Even as the map is being challenged in court, some Latino Democrats are optimistic that Republicans overplayed their hand by banking on low Latino turnout.

It’s been a fairly safe bet over the years. Latinos have historically turned out at far lower rates than white and Black Texans. Assuming those dynamics persist, Angle said Republicans could win the new 9th, 34th and 35th Congressional Districts if they secure just 40% of the Hispanic vote — which is about what Trump won in 2020, his worst statewide performance out of three elections in Texas.

But Democrats are hopeful that a sluggish economy, tariffs and a potentially competitive Senate race could swing more independent-minded Latinos back toward the left — and with the turnout numbers needed to counteract the redrawing.

Texas routinely ranks near the bottom of the country for voter turnout. Democrats said voters need to feel that an election is winnable and motivated by the issues — and they hope the recipe is there this year, despite the uphill climb post-redistricting.

Rep. Lizzie Fletcher , D-Houston, flipped a House seat in a tight race in 2018. She said the new map is designed to make people feel disengaged from the political process.

“What I’ve heard over the years is so many people feel like their vote doesn’t matter,” Fletcher said.

But she said drawing attention to it, especially in winnable seats, could help mobilize Democratic voters to turn out.

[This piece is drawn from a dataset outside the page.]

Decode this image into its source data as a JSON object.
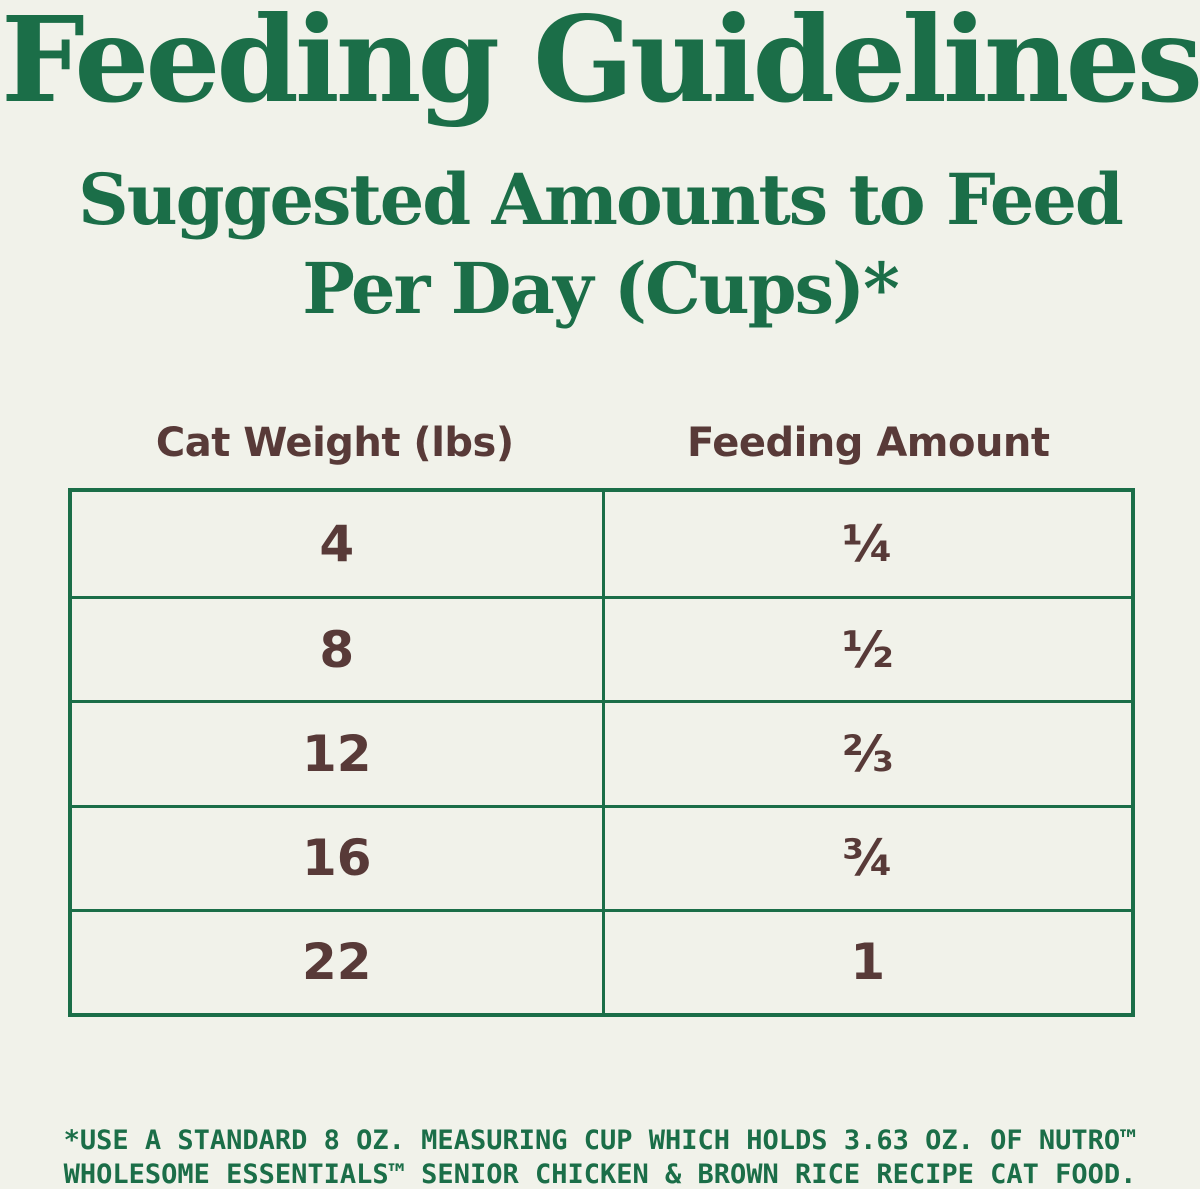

Some worry that low Latino turnout, especially in districts that are not Latino-opportunity, is a self-fulfilling prophecy. Candidates spend their time talking to voters who their modeling indicates are more likely to turn out and to vote for their party; as a result, majority-Hispanic districts that favor Republicans may not see much outreach.

Gabriel Rosales, the Texas State Director of LULAC, said he worries that the new map will further entrench the notion among Latino voters that their votes don’t matter.

“They already have a generational apathetic attitude when it comes to voting,” Rosales said, adding that Republicans “basically choosing their voters, not allowing the voters to choose their representatives” may ensure the trend continues.